I'm a big fan of keeping them intact, and not turning it into something it isn't.

Besides - does it have the compression reliefs? If not - hand starting's going to be tougher than you might expect, especially if the rings are good.



Consider how you use the tractor too. My biggest problem with hand start tractors is living in perpetual fear of stalling it at a stop light, etc.

we hay a lot of fields, and spend a lot of time on the roads between them


...Stall - lock the brakes, hop down, spin it a bunch of times, pray it starts, hop up, ulock the brakes... that all feels like an eternity when there's a line of angry drivers behind you.

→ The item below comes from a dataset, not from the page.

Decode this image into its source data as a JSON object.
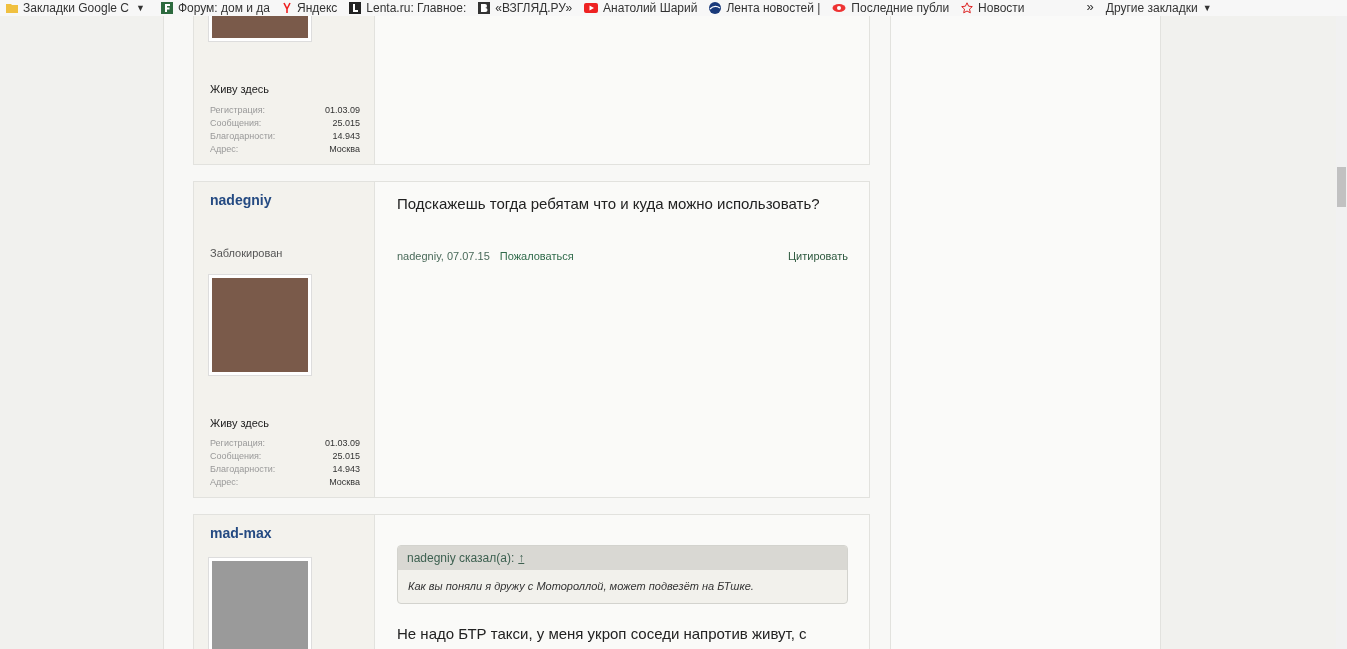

Granted - it's not easy to stall a jd with a hand clutch - but if you're pulling a load and in road gear - it happens.

starters are nice.
 

The 2-Cylinder engine stops at just about the same position every time and that is where the Ring-Gear gets worn.
Take the flywheel off and heat the Ring-Gear to about 400-450 Degrees and it will easily tap off the flywheel.
Be SURE to have Marked the original location, so you know where to re-install it 180 degrees away from the original position..
And, if that is not an option, Reverse the Ring-Gear and grind a new bevel on each tooth..

Ron..
 

I find that Two (2) small propane torches heat the Ring-gear to the desired temp easily..
Using one on each side of the ring-gear, one in each hand..

Ron..
 
Bite the bullet, buy the correct stud for the manifold from Deere. The threads on the block end are slightly oversize to seal in the head. Use a sealant when you put them in and your leaks will be gone. Original book called for white lead, but other sealants will work fine. While you are at it have the manifold and head re-surfaced, if you haven't already done it. The manifold/head gasket joint is a favorite place for old 2 cylinders to leak, and if everything is not perfectly flat it won't take long. My 1948 D is in the barn with a manifold gasket leak right now, and that is what I will have to do next week.
 
I thought the slant dash B was semi-rare. If you really wanted a hand crank B then sell this one and purchase what you want but please don't make this one into something it isn't.